The nearest station to the ground is obviously Sheffield, but from here it's quite a hike to Hillsborough. The easiest way to the ground is to leave the train station at the back exit, which leads you directly on to the supertram stop. From here you can catch the Blue route (Malin Bridge) which goes to Hillsborough Corner. From here, the ground is still a 10 minute walk, and the area is usually packed with Wednesday fan, some not so friendly with the high number of pubs in the area. To get directly to the ground, catch any tram from the station to the city centre, and get off at any city centre stop. Now wait for the Yellow tram (Middlewood), and get off at Leppings Lane (there is a Hillsborough stop, but 'Leppings Lane' is closer).
WHERE TO PARK
There is some street parking to be had if you arrive early, otherwise there are some unofficial car parks along the A61 that charge in the region of £3. There is also a car park directly behind the Kop and the Wednesday Club Shop. It is called the wednesdayite car park and is open to fans of both teams. This costs £5 for visitors.
WHERE TO DRINK
There are numerous drinking holes around the Hillsborough area - but I'll start with the ones which are best to avoid. The whole Hillsborough Corner area is probably best avoided, as it's where most of the Wednesday fans gather before the match. There are a number of pubs here in close proximity, with the infamous 'Blue Ball' being part of that number. The area is renowned for trouble on big match occasions and is probably best avoided, especially if wearing club colours. Another two which are best avoided are The Travellers and The Gate which are situated on Penistone Road as you come toward Hillsborough from the M1.
One of the best pubs for away fans is the Red Lion, which not many fans know about. It's situated on the A61 approaching Hillsborough from the M1 and is small family run pub. The pub isn't the kind to attract a mass amount of football fans on match days, but is often the meeting point for away fans, and SWFC supporting locals. The Horse & Jockey is the designated away pub, and is a short walk (up hill!) from the away end (police often direct away fans to this pub). Another designated away pub is The Railway - again situated on the A61 approach to Hillsborough, just after the bridge taking you in to the Hillsborough area.

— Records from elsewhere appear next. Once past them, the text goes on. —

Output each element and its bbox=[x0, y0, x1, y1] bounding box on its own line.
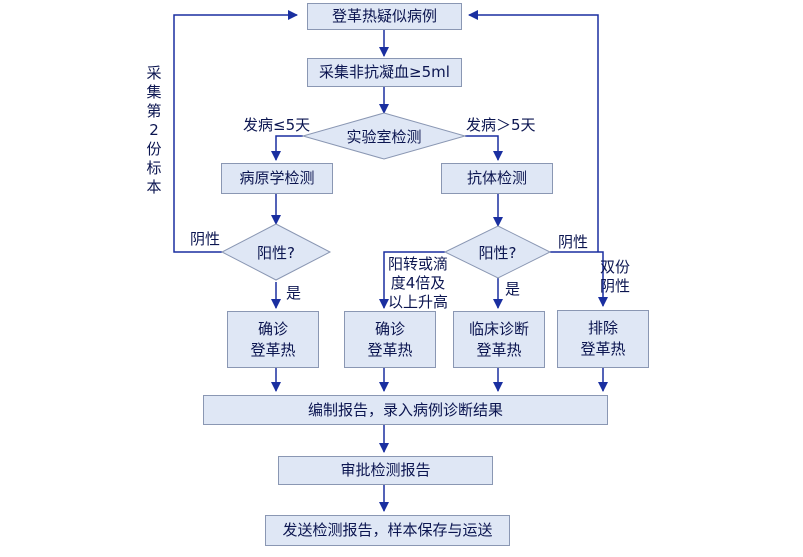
label-second-sample: 采集第2份标本 bbox=[146, 64, 162, 196]
node-pathogen: 病原学检测 bbox=[221, 163, 333, 194]
node-send: 发送检测报告，样本保存与运送 bbox=[265, 515, 510, 546]
node-collect: 采集非抗凝血≥5ml bbox=[307, 58, 462, 87]
arrow-lab-pathogen bbox=[271, 135, 303, 161]
node-lab: 实验室检测 bbox=[346, 127, 422, 146]
arrow-right-negative bbox=[550, 251, 608, 307]
label-onset-le5: 发病≤5天 bbox=[243, 116, 311, 134]
node-antibody: 抗体检测 bbox=[441, 163, 553, 194]
node-positive-right: 阳性? bbox=[478, 243, 517, 262]
node-positive-left: 阳性? bbox=[257, 243, 295, 262]
node-report: 编制报告，录入病例诊断结果 bbox=[203, 395, 608, 425]
node-confirm-1: 确诊 登革热 bbox=[227, 311, 319, 368]
node-exclude: 排除 登革热 bbox=[557, 310, 649, 368]
label-negative-left: 阴性 bbox=[190, 230, 221, 248]
diamond-positive-right-shape bbox=[443, 225, 552, 279]
label-yes-right: 是 bbox=[505, 280, 521, 298]
label-double-negative: 双份 阴性 bbox=[600, 258, 631, 295]
diamond-lab-shape bbox=[301, 112, 467, 160]
arrow-seroconversion bbox=[379, 251, 445, 309]
label-yes-left: 是 bbox=[286, 284, 302, 302]
label-negative-right: 阴性 bbox=[558, 233, 589, 251]
label-seroconversion: 阳转或滴 度4倍及 以上升高 bbox=[388, 255, 449, 311]
node-confirm-2: 确诊 登革热 bbox=[344, 311, 436, 368]
arrow-lab-antibody bbox=[465, 135, 503, 161]
node-approve: 审批检测报告 bbox=[278, 456, 493, 485]
diamond-positive-left-shape bbox=[220, 223, 332, 281]
arrow-right-loop bbox=[468, 10, 599, 252]
label-onset-gt5: 发病＞5天 bbox=[466, 116, 536, 134]
node-clinical: 临床诊断 登革热 bbox=[453, 311, 545, 368]
arrow-left-negative-loop bbox=[173, 10, 298, 253]
node-suspect: 登革热疑似病例 bbox=[307, 3, 462, 30]
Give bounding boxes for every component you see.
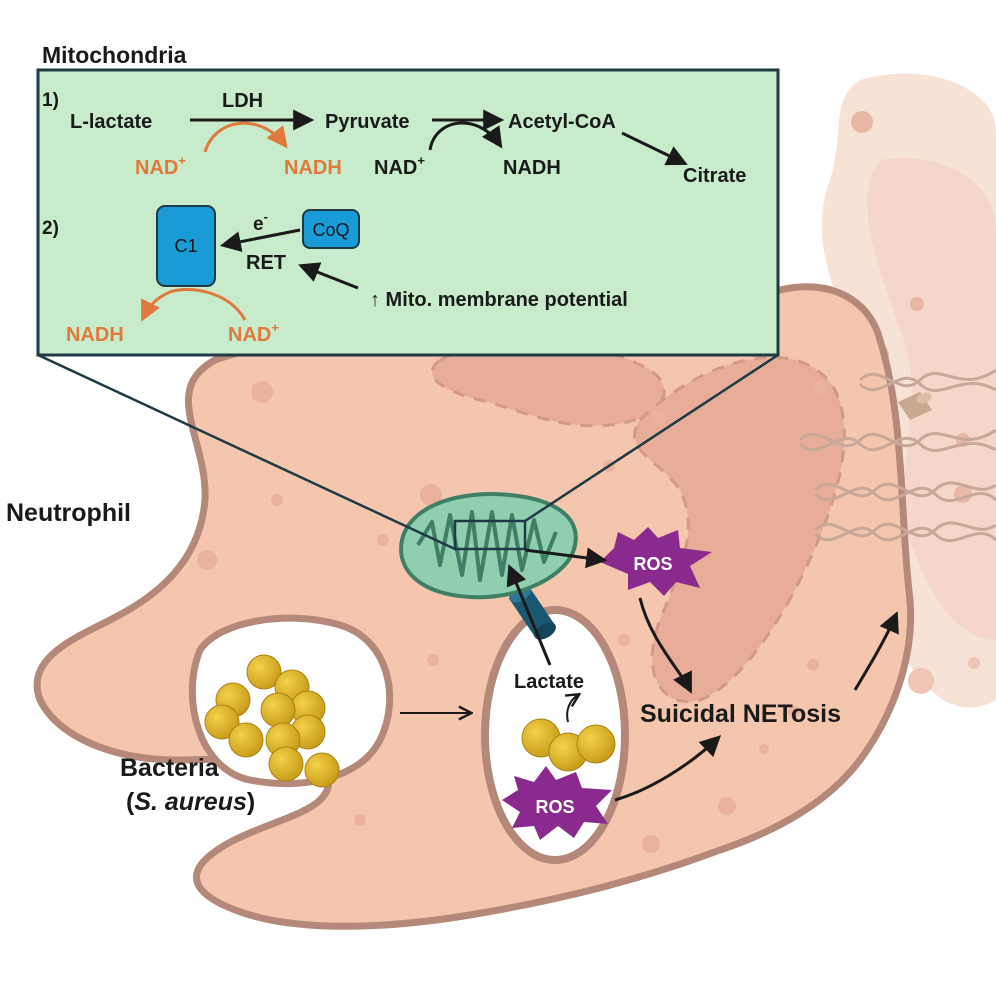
ros-burst-top: ROS bbox=[600, 527, 712, 596]
pyruvate-label: Pyruvate bbox=[325, 111, 410, 133]
ldh-cofactor-arc bbox=[203, 121, 288, 153]
step-2-number: 2) bbox=[42, 218, 59, 239]
nad-plus-2-label: NAD+ bbox=[374, 153, 425, 179]
netosis-label: Suicidal NETosis bbox=[640, 700, 841, 728]
ros-bottom-label: ROS bbox=[535, 797, 574, 817]
histone-cylinder bbox=[898, 392, 932, 420]
bacteria-cluster bbox=[204, 654, 340, 788]
bacteria-species-label: (S. aureus) bbox=[126, 788, 255, 816]
nadh-3-label: NADH bbox=[66, 324, 124, 346]
nadh-2-label: NADH bbox=[503, 157, 561, 179]
netosis-to-release-arrow bbox=[853, 611, 899, 691]
lactate-to-mito-arrow bbox=[506, 564, 552, 666]
nadh-1-label: NADH bbox=[284, 157, 342, 179]
ros-top-label: ROS bbox=[633, 554, 672, 574]
mitochondrion bbox=[399, 492, 578, 600]
step-1-number: 1) bbox=[42, 90, 59, 111]
acetylcoa-to-citrate-arrow bbox=[621, 131, 688, 166]
pdh-cofactor-arc bbox=[428, 121, 503, 151]
dying-cell-background bbox=[821, 73, 996, 708]
complex-1-label: C1 bbox=[174, 236, 197, 256]
bacteria-label: Bacteria bbox=[120, 754, 220, 782]
acetyl-coa-label: Acetyl-CoA bbox=[508, 111, 616, 133]
ret-label: RET bbox=[246, 252, 286, 274]
complex-1-box bbox=[156, 205, 216, 287]
net-dna-strands bbox=[798, 368, 996, 542]
phagosome-bacteria bbox=[521, 718, 616, 772]
ros-bottom-to-netosis-arrow bbox=[614, 735, 722, 802]
nad-plus-3-label: NAD+ bbox=[228, 320, 279, 346]
l-lactate-label: L-lactate bbox=[70, 111, 152, 133]
neutrophil-label: Neutrophil bbox=[6, 499, 131, 527]
potential-to-ret-arrow bbox=[298, 262, 359, 290]
neutrophil-cell bbox=[33, 283, 915, 930]
panel-title: Mitochondria bbox=[42, 42, 187, 68]
ldh-label: LDH bbox=[222, 90, 263, 112]
citrate-label: Citrate bbox=[683, 165, 746, 187]
zoom-indicator bbox=[37, 353, 779, 551]
coq-to-c1-arrow bbox=[219, 228, 301, 253]
coq-box bbox=[302, 209, 360, 249]
mito-potential-label: ↑ Mito. membrane potential bbox=[370, 289, 628, 311]
mito-to-ros-arrow bbox=[524, 547, 608, 569]
electron-label: e- bbox=[253, 209, 268, 235]
ros-top-to-netosis-arrow bbox=[638, 597, 692, 694]
complex-1-cofactor-arc bbox=[141, 288, 247, 322]
nad-plus-1-label: NAD+ bbox=[135, 153, 186, 179]
lactate-label: Lactate bbox=[514, 671, 584, 693]
bacteria-to-lactate-arrow bbox=[567, 695, 578, 723]
ros-burst-bottom: ROS bbox=[502, 766, 612, 840]
coq-label: CoQ bbox=[312, 220, 349, 240]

Other local pubs worthy of mention are - Wadsley Jack on Rural Lane, 20 minutes walk from the visitors end going away from the city centre, and close by the Rose and Crown and The Beehive. The New Barrack Inn somewhat closer to the ground has some excellent décor if you are out to impress the other half!
There are also a couple of pubs in the town centre if you come by train or just fancy a look around the centre. The Bankers Draft is a Wetherspoons run pub where the alcohol is nice and cheap, and a popular venue for the Yorkshire Seasiders The pub is situated right next to the supertram Castle Gate stop, and so is easily accessible to the ground. Directly behind this pub is The Fountain, another pub which I have seen many away fans in.
STEWARDS AND POLICE
Not surprisingly for a club with average gates of 20,000 plus the stewarding is usually of a high standard, and the policing reasonably low key. However that view might not be shared by the Scunthorpe fans who on Tuesday were evicted from their seats in the hospitality area and the ground for celebrating the Irons second goal! Clearly a word of warning for Wiz whose daughter is the Seasiders mascot for the day!
FEAR FACTOR RATING - 3
Wednesday fans still firmly believe that the club are a Premiership team in Championship clothes. Consequently they spend most matches venting their spleen on the underachieving Manager, Players and most of all Chairman! Sound familiar? Consequently their treatment of away fans is almost angelic by comparison, and should make for a great day out culminating in hopefully 3 points being taken back over the Pennines.